The speaker crackled as somebody finally answered. "Yeah? Wassup?" The voice on the other line was deep, drowning in cackling laughter, indignant protest, and other such background noises. "Suga?"
"Tae, my parents are kicking me out," He yelled so his friend could hear over the obnoxious babble of the partygoers he was so obviously surrounded with, fully aware of how utterly comical he would look to any hapless soul who had the misfortune to pass him. "I hate to be a drag, but could I bunk down with you tonight?"

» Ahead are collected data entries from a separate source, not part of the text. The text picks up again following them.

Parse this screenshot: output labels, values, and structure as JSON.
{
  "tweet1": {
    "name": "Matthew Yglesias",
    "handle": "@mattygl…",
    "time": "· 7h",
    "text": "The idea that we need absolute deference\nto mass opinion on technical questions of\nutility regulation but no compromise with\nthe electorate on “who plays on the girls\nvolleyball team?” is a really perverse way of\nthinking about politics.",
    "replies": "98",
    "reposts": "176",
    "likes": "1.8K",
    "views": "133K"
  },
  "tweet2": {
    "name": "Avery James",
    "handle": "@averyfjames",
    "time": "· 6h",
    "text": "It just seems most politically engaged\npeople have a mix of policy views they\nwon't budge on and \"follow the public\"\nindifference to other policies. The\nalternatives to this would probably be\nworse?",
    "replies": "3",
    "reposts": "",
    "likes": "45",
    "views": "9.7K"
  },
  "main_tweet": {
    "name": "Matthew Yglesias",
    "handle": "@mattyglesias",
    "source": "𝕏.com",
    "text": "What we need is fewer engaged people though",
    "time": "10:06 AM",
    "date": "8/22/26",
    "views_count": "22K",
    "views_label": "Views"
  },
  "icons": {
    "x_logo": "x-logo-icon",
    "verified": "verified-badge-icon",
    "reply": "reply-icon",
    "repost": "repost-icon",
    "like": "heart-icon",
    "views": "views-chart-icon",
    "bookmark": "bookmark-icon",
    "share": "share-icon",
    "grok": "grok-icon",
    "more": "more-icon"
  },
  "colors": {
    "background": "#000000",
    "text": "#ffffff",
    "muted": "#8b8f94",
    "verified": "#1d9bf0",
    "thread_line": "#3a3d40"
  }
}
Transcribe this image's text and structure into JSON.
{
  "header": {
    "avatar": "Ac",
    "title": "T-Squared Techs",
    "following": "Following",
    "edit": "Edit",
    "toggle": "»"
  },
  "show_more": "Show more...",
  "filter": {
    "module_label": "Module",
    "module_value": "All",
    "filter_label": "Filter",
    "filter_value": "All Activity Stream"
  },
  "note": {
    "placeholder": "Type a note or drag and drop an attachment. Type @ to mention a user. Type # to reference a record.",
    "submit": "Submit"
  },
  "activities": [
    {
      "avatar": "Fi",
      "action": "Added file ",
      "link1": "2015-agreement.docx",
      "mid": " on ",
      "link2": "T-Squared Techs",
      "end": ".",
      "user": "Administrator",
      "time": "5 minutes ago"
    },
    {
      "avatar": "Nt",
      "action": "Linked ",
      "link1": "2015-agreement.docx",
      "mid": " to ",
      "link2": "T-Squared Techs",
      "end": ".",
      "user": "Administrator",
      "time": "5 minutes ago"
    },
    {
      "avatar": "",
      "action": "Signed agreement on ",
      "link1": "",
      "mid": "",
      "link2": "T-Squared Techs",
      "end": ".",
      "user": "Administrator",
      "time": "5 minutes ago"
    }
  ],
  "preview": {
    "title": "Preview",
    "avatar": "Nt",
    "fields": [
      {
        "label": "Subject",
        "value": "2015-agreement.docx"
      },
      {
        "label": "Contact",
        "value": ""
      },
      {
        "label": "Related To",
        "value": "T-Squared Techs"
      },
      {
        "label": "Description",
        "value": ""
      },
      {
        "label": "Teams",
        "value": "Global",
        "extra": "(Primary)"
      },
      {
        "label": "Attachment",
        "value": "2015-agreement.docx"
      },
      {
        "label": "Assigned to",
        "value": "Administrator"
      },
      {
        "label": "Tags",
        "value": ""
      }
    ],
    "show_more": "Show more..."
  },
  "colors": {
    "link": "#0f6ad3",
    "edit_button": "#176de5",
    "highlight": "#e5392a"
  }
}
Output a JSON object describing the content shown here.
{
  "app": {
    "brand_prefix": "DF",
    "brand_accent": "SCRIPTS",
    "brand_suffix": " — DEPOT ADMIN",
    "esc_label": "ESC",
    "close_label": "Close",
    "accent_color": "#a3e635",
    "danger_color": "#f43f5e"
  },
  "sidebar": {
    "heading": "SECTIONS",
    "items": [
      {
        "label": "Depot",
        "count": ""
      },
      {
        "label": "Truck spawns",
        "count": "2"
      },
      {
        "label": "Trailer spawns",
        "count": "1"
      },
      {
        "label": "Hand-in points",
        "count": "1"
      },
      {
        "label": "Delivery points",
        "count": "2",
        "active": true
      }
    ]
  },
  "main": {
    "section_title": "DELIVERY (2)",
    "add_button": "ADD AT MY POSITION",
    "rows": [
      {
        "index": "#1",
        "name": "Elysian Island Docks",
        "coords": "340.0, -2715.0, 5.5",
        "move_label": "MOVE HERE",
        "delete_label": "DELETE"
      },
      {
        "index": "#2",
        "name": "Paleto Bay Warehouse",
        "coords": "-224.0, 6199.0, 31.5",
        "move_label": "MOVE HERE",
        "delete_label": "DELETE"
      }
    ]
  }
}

Yoongi could hear a displaced murmuring, knew the harsh curve to their enunciations meant that Tae was swearing enough to utterly ruin his chance at whatever salvation might await him. "We'll meet at my house in ten, okay?" He could hear the annoyance in his friend's deep voice; he knew taking care of his sorry ass wasn't exactly the highlight of Taehyung's day, and the younger boy had to be there a lot for him; when his mother came home drunk and dangerous, when his father had his relapses, when Yoongi himself just didn't feel safe staying with his parents, it was always Tae who was there to keep him on his feet- and, sometimes, sweep them out from under him. But the good outweighed the bad, and Yoongi was tough enough to bear what negatives came with a near-guaranteed sanctuary away from his cracked-and-crumbling home.